Hell, even if it was just to sit back and watch her decorate cakes, I wanted to do it, because witnessing her create her masterpieces is so much better than sitting at home, alone.

I still worry that something’s wrong. She still looked tired and maybe a little pale yesterday when I dropped by, and I don’t fucking like it.

Now here it is. Tuesday. And she hasn’t responded to my text asking about her afternoon. Not to mention the one she replied to earlier today was a short “thanks” when I told her to have a great day.

I toss my phone onto my couch and glance around the living room.

I can’t sit here anymore. I’ve already mowed my yard and cleaned up the back patio.

I even ran to the grocery store to grab some necessities for my own fridge, all with Jillian in mind, in hopes I could cook for her tonight when she gets off work.

Maybe even fall asleep in my arms later.

But I don’t see that happening when she’s not responding to me.

Sure, I could drop by the bakery, but I’m not sure I want to.

If she’s as short today as she was yesterday then I’d feel like I was bugging her, and I don’t want that.

Flour Power is technically closed, but I’m sure she’s there, prepping what she can for tomorrow and working on orders.

I was hoping to discuss our first dessert collaboration, which is coming soon.

First of October is when Jillian will officially start making sweet treats for Prime.

Needing a change of scenery, I grab my keys and phone and head out the front door.

I don’t live too far away from our small downtown area—not as close as Jillian—but it’s a beautiful day for a walk.

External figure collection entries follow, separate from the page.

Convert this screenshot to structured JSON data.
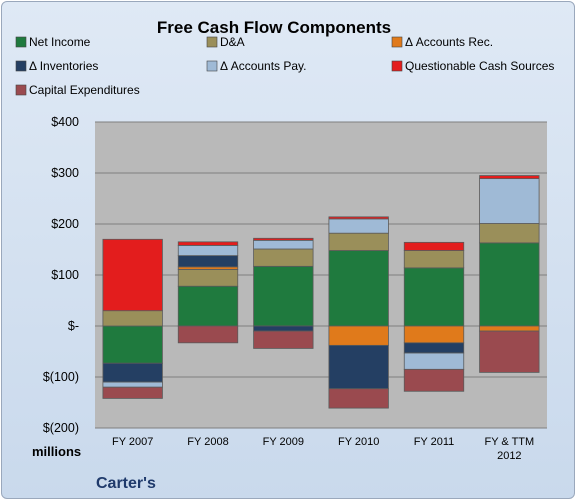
{
  "chart_data": {
    "type": "bar",
    "stacked": true,
    "title": "Free Cash Flow Components",
    "units_label": "millions",
    "brand": "Carter's",
    "categories": [
      "FY 2007",
      "FY 2008",
      "FY 2009",
      "FY 2010",
      "FY 2011",
      "FY & TTM 2012"
    ],
    "ylim": [
      -200,
      400
    ],
    "yticks": [
      -200,
      -100,
      0,
      100,
      200,
      300,
      400
    ],
    "ytick_labels": [
      "$(200)",
      "$(100)",
      "$-",
      "$100",
      "$200",
      "$300",
      "$400"
    ],
    "grid": true,
    "legend_position": "top",
    "series": [
      {
        "name": "Net Income",
        "color": "#1f7a3e",
        "values": [
          -73,
          78,
          117,
          148,
          114,
          163
        ]
      },
      {
        "name": "D&A",
        "color": "#9a8f5a",
        "values": [
          30,
          33,
          34,
          34,
          34,
          38
        ]
      },
      {
        "name": "Δ Accounts Rec.",
        "color": "#e07a1b",
        "values": [
          0,
          5,
          0,
          -38,
          -33,
          -10
        ]
      },
      {
        "name": "Δ Inventories",
        "color": "#243f63",
        "values": [
          -37,
          22,
          -10,
          -85,
          -20,
          0
        ]
      },
      {
        "name": "Δ Accounts Pay.",
        "color": "#9fbad6",
        "values": [
          -10,
          20,
          17,
          28,
          -32,
          88
        ]
      },
      {
        "name": "Questionable Cash Sources",
        "color": "#e31d1d",
        "values": [
          140,
          7,
          4,
          4,
          16,
          6
        ]
      },
      {
        "name": "Capital Expenditures",
        "color": "#9a4a4f",
        "values": [
          -22,
          -33,
          -34,
          -38,
          -43,
          -81
        ]
      }
    ]
  }
}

So, I walk. I find myself reaching Main Street, and since it’s nearing the end of the workday, I spot several people I recognize on the sidewalk and offer polite greetings as I go.

The bakery is just up the street on the opposite side, but instead of heading there, I find myself entering a different business.

A bell chimes over the door and a familiar face looks up from the reception desk and smiles.

“Well, if it isn’t Kameron Markley. What brings you in?

” She glances at her computer screen. “I don’t see your name on the schedule for an appointment. ”

“Hi, Stella, and no, I don’t have an appointment.”

A look of relief flashes across her face. “Okay, good. I was worried you got deleted or moved somehow.” She stands and offers a smile. “What can we do for you?”

“Actually, I was wondering if Dr. Rhodes was available for a few minutes. It’s a personal call, not professional,” I tell her, realizing this was a bad idea. I can’t just drop by my friend’s medical practice at the end of the workday just because I want to chat.

“He’s in with his last patient, Kameron. If you want to have a seat, I can let you know when he’s done,” she informs me politely.